En fait, si je passe rapidement sur la manière d'acheter du logiciel, il y a eu tout un moment dont se souviennent les DSI. Le premier moment ils s'en souviennent avec terreur, c'est ce qu'ils appellent le moment du spécifique où chacun est dans son coin, il n'y a pas de réseau, il n'y a pas de progiciel, on réinvente la roue, on prend des ingénieurs en régie et puis on fait notre informatique. Catastrophique ! Séparés les uns des autres. Arrivent des éditeurs de progiciels qui vont nous dire « mais c'est formidable, on va faire le boulot à votre place, on va répondre à vos besoins, pour vous, c'est une mutualisation par l'offre, on va vous vendre des choses qu'il n'y aura plus qu'à paramétrer pour les adapter à vos besoins spécifiques. Vos besoins sont spécifiques, mais les logiciels sont génériques, ce sont des progiciels. » Ça c'est formidable jusqu'au moment où, phénomène de vendeur locking, dans des niches, on est pieds et poings liés à des vendeurs, à des marchands. On a beau être un club d'utilisateurs, on peut simplement pleurer ensemble en implorant l'éditeur de corriger les bugs et de ne pas trop en rajouter dans la version suivante. Bref le cœur des pleureuses, c'est ce qu'on appelle un club d'utilisateurs.
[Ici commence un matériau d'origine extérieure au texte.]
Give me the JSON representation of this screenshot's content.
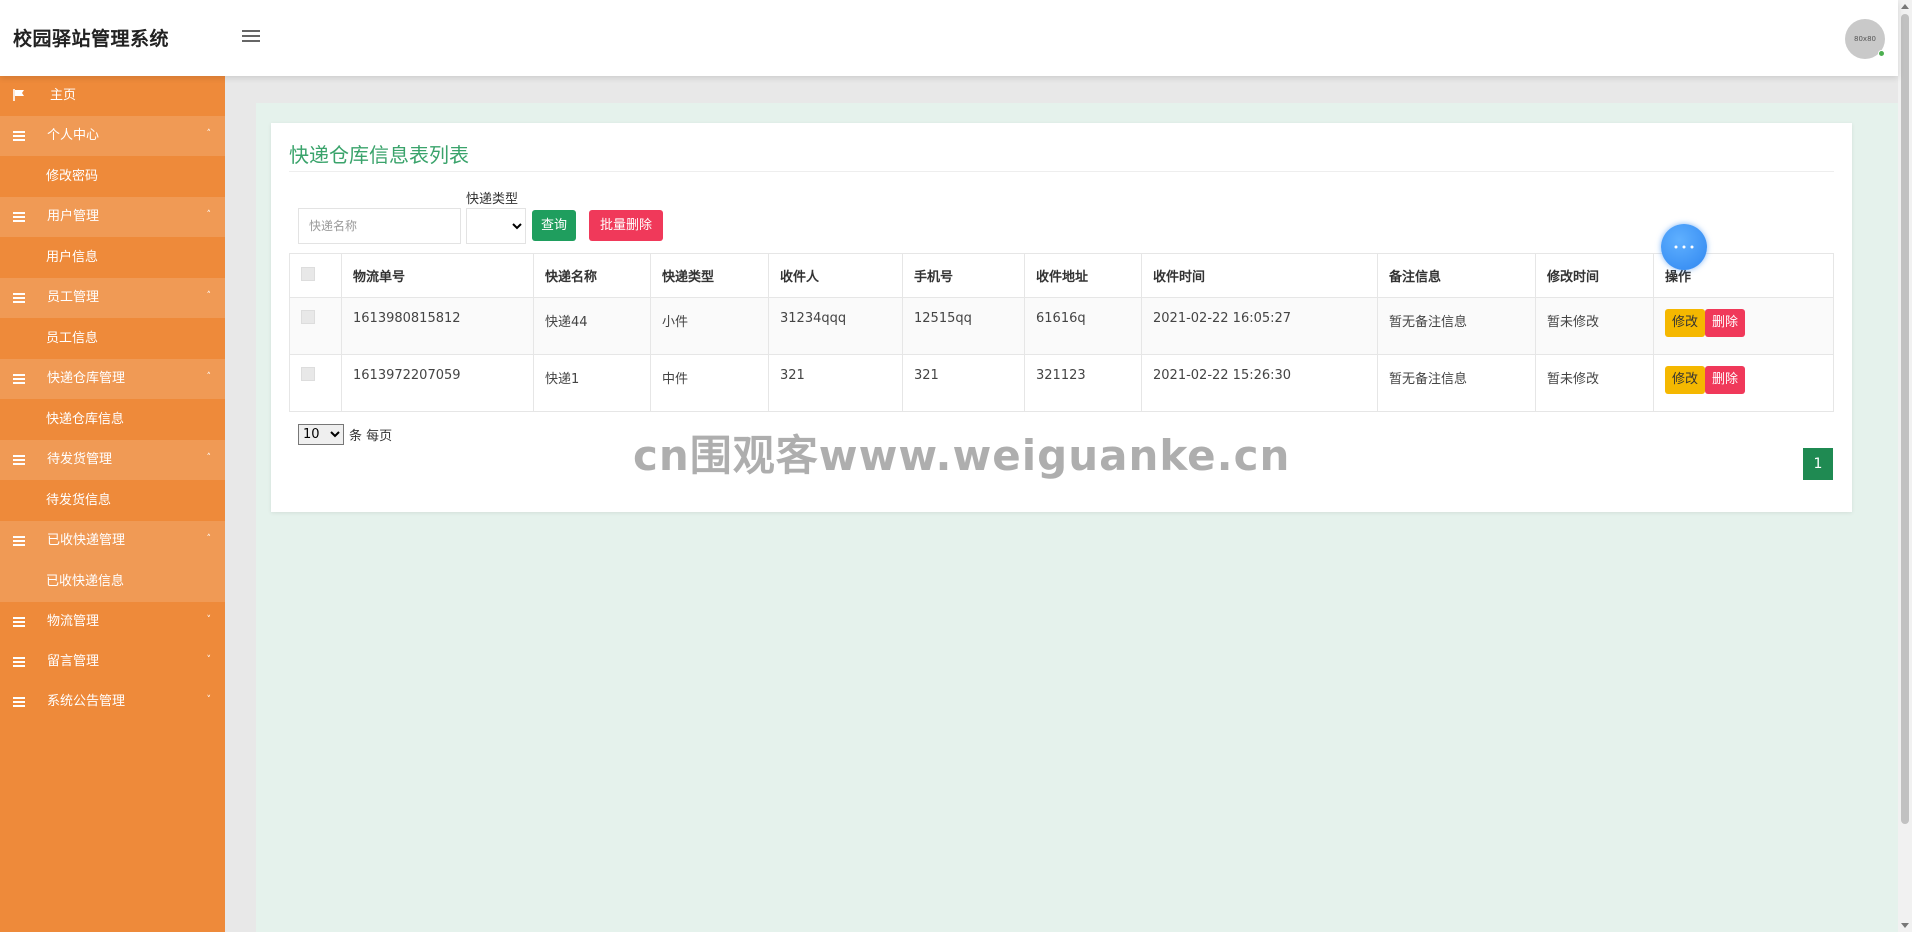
{
  "header": {
    "brand": "校园驿站管理系统",
    "avatar_text": "80x80"
  },
  "sidebar": {
    "home": "主页",
    "groups": [
      {
        "label": "个人中心",
        "sub": "修改密码"
      },
      {
        "label": "用户管理",
        "sub": "用户信息"
      },
      {
        "label": "员工管理",
        "sub": "员工信息"
      },
      {
        "label": "快递仓库管理",
        "sub": "快递仓库信息"
      },
      {
        "label": "待发货管理",
        "sub": "待发货信息"
      },
      {
        "label": "已收快递管理",
        "sub": "已收快递信息"
      }
    ],
    "collapsed": [
      "物流管理",
      "留言管理",
      "系统公告管理"
    ],
    "caret": "˄",
    "caret_collapsed": "˅"
  },
  "main": {
    "title": "快递仓库信息表列表",
    "search_placeholder": "快递名称",
    "type_label": "快递类型",
    "query_button": "查询",
    "batch_delete_button": "批量删除",
    "columns": [
      "物流单号",
      "快递名称",
      "快递类型",
      "收件人",
      "手机号",
      "收件地址",
      "收件时间",
      "备注信息",
      "修改时间",
      "操作"
    ],
    "rows": [
      [
        "1613980815812",
        "快递44",
        "小件",
        "31234qqq",
        "12515qq",
        "61616q",
        "2021-02-22 16:05:27",
        "暂无备注信息",
        "暂未修改"
      ],
      [
        "1613972207059",
        "快递1",
        "中件",
        "321",
        "321",
        "321123",
        "2021-02-22 15:26:30",
        "暂无备注信息",
        "暂未修改"
      ]
    ],
    "edit_button": "修改",
    "delete_button": "删除",
    "per_page_value": "10",
    "per_page_suffix": "条 每页",
    "current_page": "1"
  },
  "watermark": "cn围观客www.weiguanke.cn",
  "colors": {
    "sidebar": "#ee8a3a",
    "accent_green": "#1f9e5e",
    "danger": "#f0395a",
    "warning": "#f5b800",
    "title_green": "#3aa36b"
  }
}
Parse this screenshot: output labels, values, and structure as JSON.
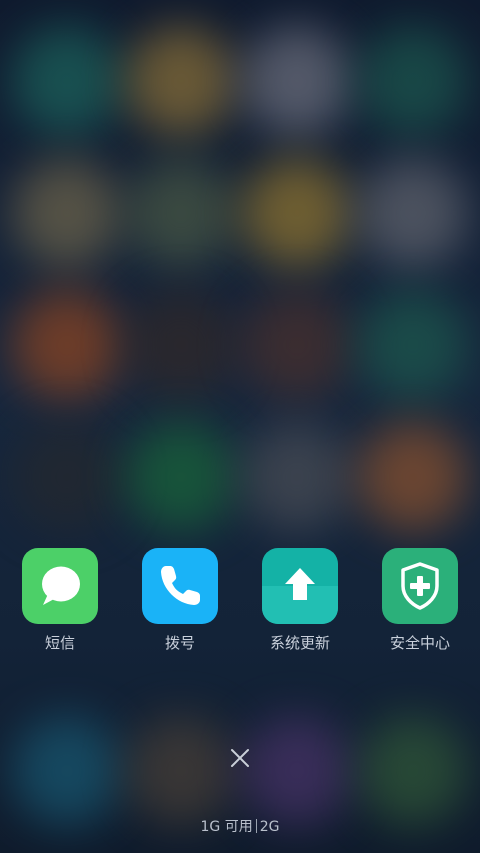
{
  "apps": [
    {
      "label": "短信",
      "icon": "message-bubble-icon"
    },
    {
      "label": "拨号",
      "icon": "phone-handset-icon"
    },
    {
      "label": "系统更新",
      "icon": "upload-arrow-icon"
    },
    {
      "label": "安全中心",
      "icon": "shield-plus-icon"
    }
  ],
  "memory": {
    "available": "1G 可用",
    "total": "2G"
  },
  "colors": {
    "messages": "#4cd068",
    "dialer": "#1ab3f7",
    "update": "#14b2a6",
    "security": "#2bb07a"
  }
}
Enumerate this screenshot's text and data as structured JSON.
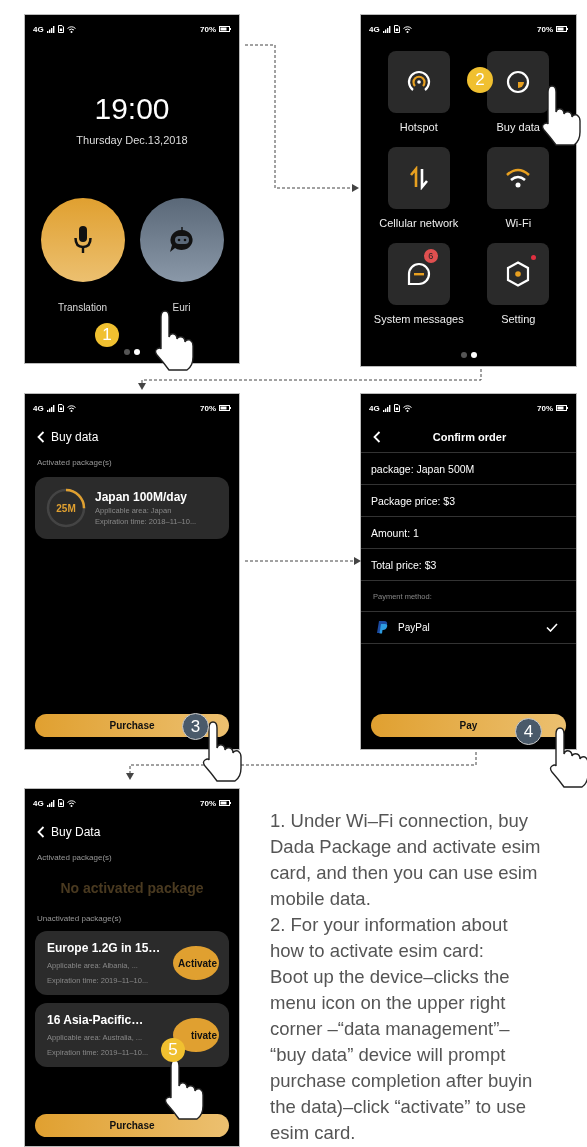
{
  "screens": [
    {
      "kind": "home",
      "status_bar": {
        "network": "4G",
        "battery": "70%"
      },
      "time": "19:00",
      "date": "Thursday Dec.13,2018",
      "apps": [
        {
          "label": "Translation"
        },
        {
          "label": "Euri"
        }
      ],
      "page_dots": [
        {
          "selected": false
        },
        {
          "selected": true
        }
      ],
      "step": "1"
    },
    {
      "kind": "menu",
      "status_bar": {
        "network": "4G",
        "battery": "70%"
      },
      "tiles": [
        {
          "label": "Hotspot",
          "notification_dot": false
        },
        {
          "label": "Buy data",
          "notification_dot": false
        },
        {
          "label": "Cellular network",
          "notification_dot": false
        },
        {
          "label": "Wi-Fi",
          "notification_dot": false
        },
        {
          "label": "System messages",
          "badge": "6",
          "notification_dot": false
        },
        {
          "label": "Setting",
          "notification_dot": true
        }
      ],
      "page_dots": [
        {
          "selected": false
        },
        {
          "selected": true
        }
      ],
      "step": "2"
    },
    {
      "kind": "packages",
      "status_bar": {
        "network": "4G",
        "battery": "70%"
      },
      "title": "Buy data",
      "activated_label": "Activated package(s)",
      "activated": [
        {
          "name": "Japan 100M/day",
          "remaining": "25M",
          "level": 0.25,
          "area": "Applicable area: Japan",
          "expiration": "Expiration time: 2018–11–10..."
        }
      ],
      "button": "Purchase",
      "step": "3"
    },
    {
      "kind": "order",
      "status_bar": {
        "network": "4G",
        "battery": "70%"
      },
      "title": "Confirm order",
      "rows": [
        "package: Japan 500M",
        "Package price: $3",
        "Amount: 1",
        "Total price: $3"
      ],
      "payment_label": "Payment method:",
      "payments": [
        {
          "name": "PayPal",
          "selected": true
        }
      ],
      "button": "Pay",
      "step": "4"
    },
    {
      "kind": "packages",
      "status_bar": {
        "network": "4G",
        "battery": "70%"
      },
      "title": "Buy Data",
      "activated_label": "Activated package(s)",
      "empty_text": "No activated package",
      "unactivated_label": "Unactivated package(s)",
      "unactivated": [
        {
          "name": "Europe 1.2G in 15…",
          "area": "Applicable area: Albania, ...",
          "expiration": "Expiration time: 2019–11–10...",
          "action": "Activate"
        },
        {
          "name": "16 Asia-Pacific…",
          "area": "Applicable area: Australia, ...",
          "expiration": "Expiration time: 2019–11–10...",
          "action": "tivate"
        }
      ],
      "button": "Purchase",
      "step": "5"
    }
  ],
  "instructions": [
    "1.  Under Wi–Fi connection, buy",
    "Dada Package and activate esim",
    "card, and then you can use esim",
    "mobile data.",
    "2.  For your information about",
    "how to activate esim card:",
    "Boot up the device–clicks the",
    "menu icon on the upper right",
    "corner –“data management”–",
    "“buy data” device will prompt",
    "purchase completion after buyin",
    "the data)–click “activate” to use",
    "esim card."
  ]
}
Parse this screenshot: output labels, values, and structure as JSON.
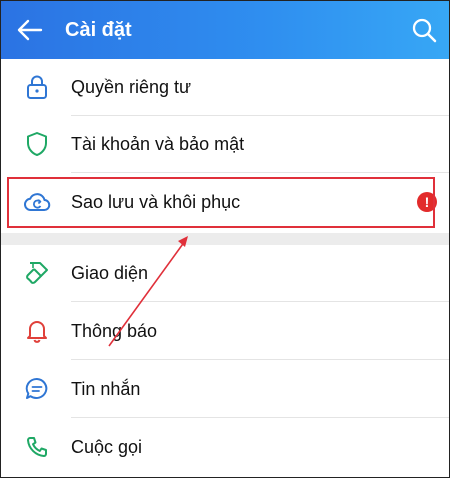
{
  "header": {
    "title": "Cài đặt",
    "back_icon": "arrow-left-icon",
    "search_icon": "search-icon"
  },
  "settings": {
    "items": [
      {
        "label": "Quyền riêng tư",
        "icon": "lock-icon"
      },
      {
        "label": "Tài khoản và bảo mật",
        "icon": "shield-icon"
      },
      {
        "label": "Sao lưu và khôi phục",
        "icon": "cloud-sync-icon",
        "alert": "!"
      },
      {
        "label": "Giao diện",
        "icon": "paint-brush-icon"
      },
      {
        "label": "Thông báo",
        "icon": "bell-icon"
      },
      {
        "label": "Tin nhắn",
        "icon": "chat-bubble-icon"
      },
      {
        "label": "Cuộc gọi",
        "icon": "phone-icon"
      }
    ]
  },
  "colors": {
    "header_start": "#2b73e3",
    "header_end": "#37a7f5",
    "highlight": "#e0303a",
    "icon_green": "#1fa865",
    "icon_blue": "#2f76d4",
    "icon_red": "#e0403a",
    "section_gap": "#ececec"
  }
}
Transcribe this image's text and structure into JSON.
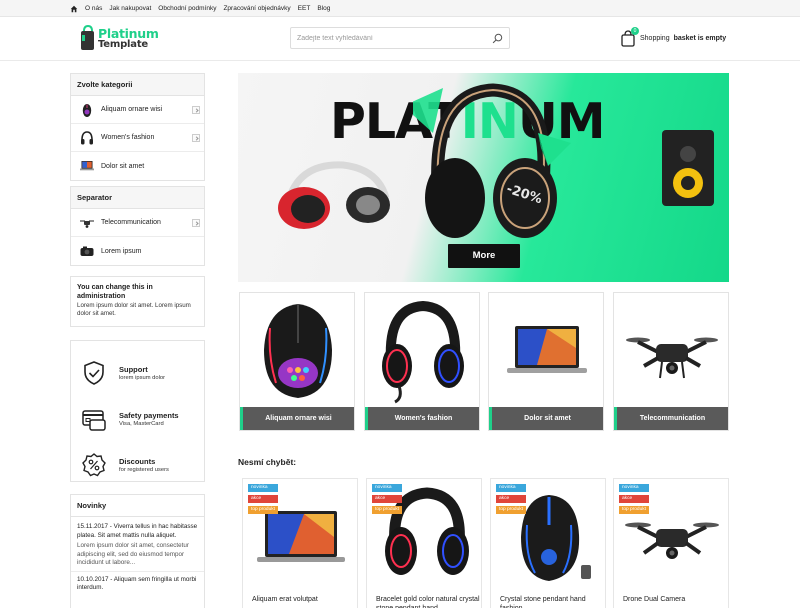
{
  "topbar": {
    "home_icon": "home-icon",
    "links": [
      "O nás",
      "Jak nakupovat",
      "Obchodní podmínky",
      "Zpracování objednávky",
      "EET",
      "Blog"
    ]
  },
  "header": {
    "logo_line1": "Platinum",
    "logo_line2": "Template",
    "search_placeholder": "Zadejte text vyhledávání",
    "basket_count": "0",
    "basket_prefix": "Shopping",
    "basket_status": "basket is empty"
  },
  "sidebar": {
    "categories_title": "Zvolte kategorii",
    "categories": [
      {
        "label": "Aliquam ornare wisi",
        "icon": "mouse-icon"
      },
      {
        "label": "Women's fashion",
        "icon": "headphones-icon"
      },
      {
        "label": "Dolor sit amet",
        "icon": "laptop-icon"
      }
    ],
    "separator_title": "Separator",
    "separator_items": [
      {
        "label": "Telecommunication",
        "icon": "drone-icon"
      },
      {
        "label": "Lorem ipsum",
        "icon": "camera-icon"
      }
    ],
    "info": {
      "title": "You can change this in administration",
      "text": "Lorem ipsum dolor sit amet. Lorem ipsum dolor sit amet."
    },
    "benefits": [
      {
        "title": "Support",
        "desc": "lorem ipsum dolor",
        "icon": "shield-check-icon"
      },
      {
        "title": "Safety payments",
        "desc": "Visa, MasterCard",
        "icon": "credit-card-icon"
      },
      {
        "title": "Discounts",
        "desc": "for registered users",
        "icon": "discount-icon"
      }
    ],
    "news_title": "Novinky",
    "news": [
      {
        "title": "15.11.2017 - Viverra tellus in hac habitasse platea. Sit amet mattis nulla aliquet.",
        "text": "Lorem ipsum dolor sit amet, consectetur adipiscing elit, sed do eiusmod tempor incididunt ut labore..."
      },
      {
        "title": "10.10.2017 - Aliquam sem fringilla ut morbi interdum.",
        "text": ""
      }
    ]
  },
  "banner": {
    "text_dark1": "PLAT",
    "text_green": "IN",
    "text_dark2": "UM",
    "badge": "-20%",
    "button": "More"
  },
  "tiles": [
    {
      "label": "Aliquam ornare wisi",
      "icon": "gaming-mouse-icon"
    },
    {
      "label": "Women's fashion",
      "icon": "headset-icon"
    },
    {
      "label": "Dolor sit amet",
      "icon": "laptop-icon"
    },
    {
      "label": "Telecommunication",
      "icon": "drone-icon"
    }
  ],
  "section_title": "Nesmí chybět:",
  "products": [
    {
      "tags": [
        "novinka",
        "akce",
        "top produkt"
      ],
      "name": "Aliquam erat volutpat",
      "icon": "laptop-icon"
    },
    {
      "tags": [
        "novinka",
        "akce",
        "top produkt"
      ],
      "name": "Bracelet gold color natural crystal stone pendant hand",
      "icon": "headset-icon"
    },
    {
      "tags": [
        "novinka",
        "akce",
        "top produkt"
      ],
      "name": "Crystal stone pendant hand fashion",
      "icon": "gaming-mouse-icon"
    },
    {
      "tags": [
        "novinka",
        "akce",
        "top produkt"
      ],
      "name": "Drone Dual Camera",
      "icon": "drone-icon"
    }
  ],
  "colors": {
    "accent": "#1fd08a",
    "tile_label_bg": "#5a5a5a",
    "tag_new": "#3aa7dc",
    "tag_sale": "#e0453a",
    "tag_top": "#f0a030"
  }
}
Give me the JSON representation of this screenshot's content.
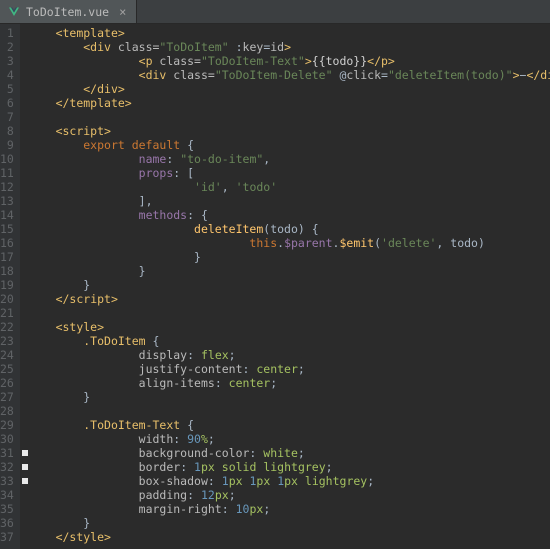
{
  "tab": {
    "filename": "ToDoItem.vue",
    "close_glyph": "×"
  },
  "gutter": {
    "markers": {
      "31": true,
      "32": true,
      "33": true
    }
  },
  "lines": {
    "1": {
      "in": 1,
      "t": [
        [
          "tag",
          "<template>"
        ]
      ]
    },
    "2": {
      "in": 2,
      "t": [
        [
          "tag",
          "<div "
        ],
        [
          "attr",
          "class="
        ],
        [
          "str",
          "\"ToDoItem\""
        ],
        [
          "punc",
          " :"
        ],
        [
          "attr",
          "key"
        ],
        [
          "punc",
          "="
        ],
        [
          "attr",
          "id"
        ],
        [
          "tag",
          ">"
        ]
      ]
    },
    "3": {
      "in": 4,
      "t": [
        [
          "tag",
          "<p "
        ],
        [
          "attr",
          "class="
        ],
        [
          "str",
          "\"ToDoItem-Text\""
        ],
        [
          "tag",
          ">"
        ],
        [
          "mustache",
          "{{todo}}"
        ],
        [
          "tag",
          "</p>"
        ]
      ]
    },
    "4": {
      "in": 4,
      "t": [
        [
          "tag",
          "<div "
        ],
        [
          "attr",
          "class="
        ],
        [
          "str",
          "\"ToDoItem-Delete\""
        ],
        [
          "punc",
          " @"
        ],
        [
          "attr",
          "click"
        ],
        [
          "punc",
          "="
        ],
        [
          "str",
          "\"deleteItem(todo)\""
        ],
        [
          "tag",
          ">"
        ],
        [
          "punc",
          "−"
        ],
        [
          "tag",
          "</div>"
        ]
      ]
    },
    "5": {
      "in": 2,
      "t": [
        [
          "tag",
          "</div>"
        ]
      ]
    },
    "6": {
      "in": 1,
      "t": [
        [
          "tag",
          "</template>"
        ]
      ]
    },
    "7": {
      "in": 0,
      "t": []
    },
    "8": {
      "in": 1,
      "t": [
        [
          "tag",
          "<script>"
        ]
      ]
    },
    "9": {
      "in": 2,
      "t": [
        [
          "kw",
          "export default"
        ],
        [
          "punc",
          " {"
        ]
      ]
    },
    "10": {
      "in": 4,
      "t": [
        [
          "key",
          "name"
        ],
        [
          "punc",
          ": "
        ],
        [
          "str",
          "\"to-do-item\""
        ],
        [
          "punc",
          ","
        ]
      ]
    },
    "11": {
      "in": 4,
      "t": [
        [
          "key",
          "props"
        ],
        [
          "punc",
          ": ["
        ]
      ]
    },
    "12": {
      "in": 6,
      "t": [
        [
          "str",
          "'id'"
        ],
        [
          "punc",
          ", "
        ],
        [
          "str",
          "'todo'"
        ]
      ]
    },
    "13": {
      "in": 4,
      "t": [
        [
          "punc",
          "],"
        ]
      ]
    },
    "14": {
      "in": 4,
      "t": [
        [
          "key",
          "methods"
        ],
        [
          "punc",
          ": {"
        ]
      ]
    },
    "15": {
      "in": 6,
      "t": [
        [
          "fn",
          "deleteItem"
        ],
        [
          "punc",
          "(todo) {"
        ]
      ]
    },
    "16": {
      "in": 8,
      "t": [
        [
          "kw",
          "this"
        ],
        [
          "punc",
          "."
        ],
        [
          "key",
          "$parent"
        ],
        [
          "punc",
          "."
        ],
        [
          "fn",
          "$emit"
        ],
        [
          "punc",
          "("
        ],
        [
          "str",
          "'delete'"
        ],
        [
          "punc",
          ", todo)"
        ]
      ]
    },
    "17": {
      "in": 6,
      "t": [
        [
          "punc",
          "}"
        ]
      ]
    },
    "18": {
      "in": 4,
      "t": [
        [
          "punc",
          "}"
        ]
      ]
    },
    "19": {
      "in": 2,
      "t": [
        [
          "punc",
          "}"
        ]
      ]
    },
    "20": {
      "in": 1,
      "t": [
        [
          "tag",
          "</"
        ],
        [
          "tag",
          "script>"
        ]
      ]
    },
    "21": {
      "in": 0,
      "t": []
    },
    "22": {
      "in": 1,
      "t": [
        [
          "tag",
          "<style>"
        ]
      ]
    },
    "23": {
      "in": 2,
      "t": [
        [
          "sel",
          ".ToDoItem"
        ],
        [
          "punc",
          " {"
        ]
      ]
    },
    "24": {
      "in": 4,
      "t": [
        [
          "prop",
          "display"
        ],
        [
          "punc",
          ": "
        ],
        [
          "val",
          "flex"
        ],
        [
          "punc",
          ";"
        ]
      ]
    },
    "25": {
      "in": 4,
      "t": [
        [
          "prop",
          "justify-content"
        ],
        [
          "punc",
          ": "
        ],
        [
          "val",
          "center"
        ],
        [
          "punc",
          ";"
        ]
      ]
    },
    "26": {
      "in": 4,
      "t": [
        [
          "prop",
          "align-items"
        ],
        [
          "punc",
          ": "
        ],
        [
          "val",
          "center"
        ],
        [
          "punc",
          ";"
        ]
      ]
    },
    "27": {
      "in": 2,
      "t": [
        [
          "punc",
          "}"
        ]
      ]
    },
    "28": {
      "in": 0,
      "t": []
    },
    "29": {
      "in": 2,
      "t": [
        [
          "sel",
          ".ToDoItem-Text"
        ],
        [
          "punc",
          " {"
        ]
      ]
    },
    "30": {
      "in": 4,
      "t": [
        [
          "prop",
          "width"
        ],
        [
          "punc",
          ": "
        ],
        [
          "num",
          "90"
        ],
        [
          "val",
          "%"
        ],
        [
          "punc",
          ";"
        ]
      ]
    },
    "31": {
      "in": 4,
      "t": [
        [
          "prop",
          "background-color"
        ],
        [
          "punc",
          ": "
        ],
        [
          "val",
          "white"
        ],
        [
          "punc",
          ";"
        ]
      ]
    },
    "32": {
      "in": 4,
      "t": [
        [
          "prop",
          "border"
        ],
        [
          "punc",
          ": "
        ],
        [
          "num",
          "1"
        ],
        [
          "val",
          "px "
        ],
        [
          "val",
          "solid"
        ],
        [
          "punc",
          " "
        ],
        [
          "val",
          "lightgrey"
        ],
        [
          "punc",
          ";"
        ]
      ]
    },
    "33": {
      "in": 4,
      "t": [
        [
          "prop",
          "box-shadow"
        ],
        [
          "punc",
          ": "
        ],
        [
          "num",
          "1"
        ],
        [
          "val",
          "px "
        ],
        [
          "num",
          "1"
        ],
        [
          "val",
          "px "
        ],
        [
          "num",
          "1"
        ],
        [
          "val",
          "px "
        ],
        [
          "val",
          "lightgrey"
        ],
        [
          "punc",
          ";"
        ]
      ]
    },
    "34": {
      "in": 4,
      "t": [
        [
          "prop",
          "padding"
        ],
        [
          "punc",
          ": "
        ],
        [
          "num",
          "12"
        ],
        [
          "val",
          "px"
        ],
        [
          "punc",
          ";"
        ]
      ]
    },
    "35": {
      "in": 4,
      "t": [
        [
          "prop",
          "margin-right"
        ],
        [
          "punc",
          ": "
        ],
        [
          "num",
          "10"
        ],
        [
          "val",
          "px"
        ],
        [
          "punc",
          ";"
        ]
      ]
    },
    "36": {
      "in": 2,
      "t": [
        [
          "punc",
          "}"
        ]
      ]
    },
    "37": {
      "in": 1,
      "t": [
        [
          "tag",
          "</style>"
        ]
      ]
    }
  },
  "total_lines": 37
}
Et puis le troisième moment, c'est celui dans lequel nous rentrons. C'est une inversion : la mutualisation par la demande. Hes clients se parlent et se disent mais après tout, c'est nous qui payons ! On pourrait décider. Pourquoi l'éditeur décide t-il des fonctionnalités et de nos besoins ? On pourrait donc très bien devenir l'éditeur et le payer comme un informaticien. Lui il code, nous, nous connaissons nos métiers.

On inverse la charge et ce qui se passe avec le libre c'est simplement la révolte du club d'utilisateurs, du moins sur le segment de métiers.

21'06

Alors je vais essayer de vous raconter l'histoire telle que je la vois. Et au passage on verra trois communautés se dégager.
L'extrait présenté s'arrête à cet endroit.